History

United Kingdom
- Name: Concord
- Owner: 1807:Haniford; 1809:Alexander Birnie & Co.;
- Builder: Avery, Dartmouth
- Launched: 9 October 1807
- Fate: Wrecked November 1816

General characteristics
- Tons burthen: 150, or 15089⁄94 (bm)
- Complement: 18 (1811)
- Armament: 1808: 2 × 6-pounder guns; 1813: 6 × 6-pounder guns;

= Concord (1807 ship) =

UK merchant ship and whaler (1807–1816)

Concord was launched at Dartmouth in 1807. From then until 1809 she traded widely. Between 1809 and 1812 two different histories emerged. The registers carried her as trading with North America. Other sources, however, have her sailing to the British Southern Whale Fishery as a sealer or whaler. She made three voyages between 1809 and 1816 in this capacity and then returned to trading. She was wrecked at the Cape of Good Hope in November 1816.

==Career==
Concord first appeared in Lloyd's Register (LR) in 1807 with Adams, master, Haniford, owner, and trade Dartmouth–London.

===The registers===
The registers were only as accurate as owners chose to keep them. In Concords case accuracy does not appear to have been a priority.

| Year | Master | Owner | Trade | Source and notes |
|---|---|---|---|---|
| 1808 | Adams P. Hanniford | Haniford | Dartmouth–London | LR |
| 1809 | Hanniford D.Cole | Haniford E.Barnie | London–Malta London–Newfoundland | Register of Shipping (RS); damages repaired 1808 |
| 1810 | Cole | Burney | London–Quebec | LR; damages repaired 1808 |
| 1811 | D. Cole | E. Barnia | London-Newfoundland | RS |
| 1812 | Cole T. Elder | Burney | London–Quebec South Seas | LR; damages repaired 1808 |
| 1813 | Cole J.Elder | Birnie & Co. | London–South Seas | LR; damages repaired 1808 |
| 1814 | J.Elder | Birnie & Co. | London–South Seas | LR; damages repaired 1808 |
| 1815 | J.Elder | Birnie & Co. | London–South Seas | LR; damages repaired 1808 |
| 1816 | J.Elder J.Scott | Birnie & Co. Scott | London–South Seas | LR; damages repaired 1808 and thorough repair 1816 |

===Whaler===
Between 1809 and 1816, her owner was Alexander Birnie.

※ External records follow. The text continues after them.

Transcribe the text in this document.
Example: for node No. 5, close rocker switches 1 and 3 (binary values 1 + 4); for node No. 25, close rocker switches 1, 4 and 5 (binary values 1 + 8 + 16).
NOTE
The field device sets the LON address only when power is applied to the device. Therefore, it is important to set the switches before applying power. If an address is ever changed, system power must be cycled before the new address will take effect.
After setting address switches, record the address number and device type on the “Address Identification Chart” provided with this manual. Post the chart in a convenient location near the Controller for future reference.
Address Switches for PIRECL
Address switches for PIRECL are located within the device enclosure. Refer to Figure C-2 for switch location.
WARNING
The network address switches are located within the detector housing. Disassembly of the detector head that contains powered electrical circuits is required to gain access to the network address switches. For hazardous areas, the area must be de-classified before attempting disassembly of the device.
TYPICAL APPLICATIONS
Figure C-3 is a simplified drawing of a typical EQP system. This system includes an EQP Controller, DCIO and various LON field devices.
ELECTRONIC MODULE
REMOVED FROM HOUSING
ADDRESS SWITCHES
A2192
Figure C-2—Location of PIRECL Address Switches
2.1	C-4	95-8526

1st whaling/sealing voyage (1809–1811): Captain Thomas (or James) Garbutt (or Garbut) sailed from London on 23 November 1809. Concord sailed from Portsmouth on 14 January, bound for New Holland. She arrived at Port Jackson from London on 28 June 1810 with "sundries". She sailed on 31 July, bound for Rio de Janeiro and the Cape of Good Hope. She arrived at the Cape on 8 December. She returned to Port Jackson on 19 February 1811 with sundries. She then sailed on 9 March to go seal hunting. She arrived at Macquarie island in April. She left a sealing gang and returned to Port Jackson on 1 May. She sailed again for Macquarie on 1 June, arriving there on 12 July. She returned to Port Jackson on 5 October with seal skins. She next sailed on 14 November for Macquarie Island. While she was sealing off the west side of the island on 24 January 1812 one of her boats overturned and six men were drowned. She left Macquarie Island on 10 March, bound for England with 13,700 skins and 50 tons of seal oil. From Macquarie Island she sailed via Campbell Island. Concord was under the command of Captain Jarvis when she arrived at Gravesend from the South Seas on 15 September 1812; a week earlier she had arrived at Falmouth.

2nd whaling voyage (1812–1814): Captain William Elder sailed from England in October 1812. Concord arrived at Port Jackson from London on 13 July 1813, carrying merchandise. She left on 19 September for the sperm whale fishery. She was reported to have engaged in whaling around Norfolk Island.

3rd whaling voyage (1814–1816): Captain William Elder sailed in 1814. Concord, Elder, master, arrived at the Cape on 26 September 1815 from Timor. She returned to England on 20 February 1816 with 300 casks of sperm oil.

The Register of Shipping for 1816 showed Concord with Scott, master and owner, and trade London–Cape of Good Hope. On 21 July 1816 Concord, Scott, master, arrived back at Gravesend from the Cape.

==Fate==
Concord, Scott, master, sailing from London, arrived on 4 November 1816 at Table Bay, Cape of Good Hope. There a violent storm almost immediately drove her and Woodbridge on shore. Passengers and crew were rescued, and part of the cargo was saved, though greatly damaged. By 5 November Concord was a complete loss. (Note: An earlier report of the wrecking gave the name of Concords master as Craig, and stated that the incident had occurred in October. Woodbridge was later refloated and returned to service.)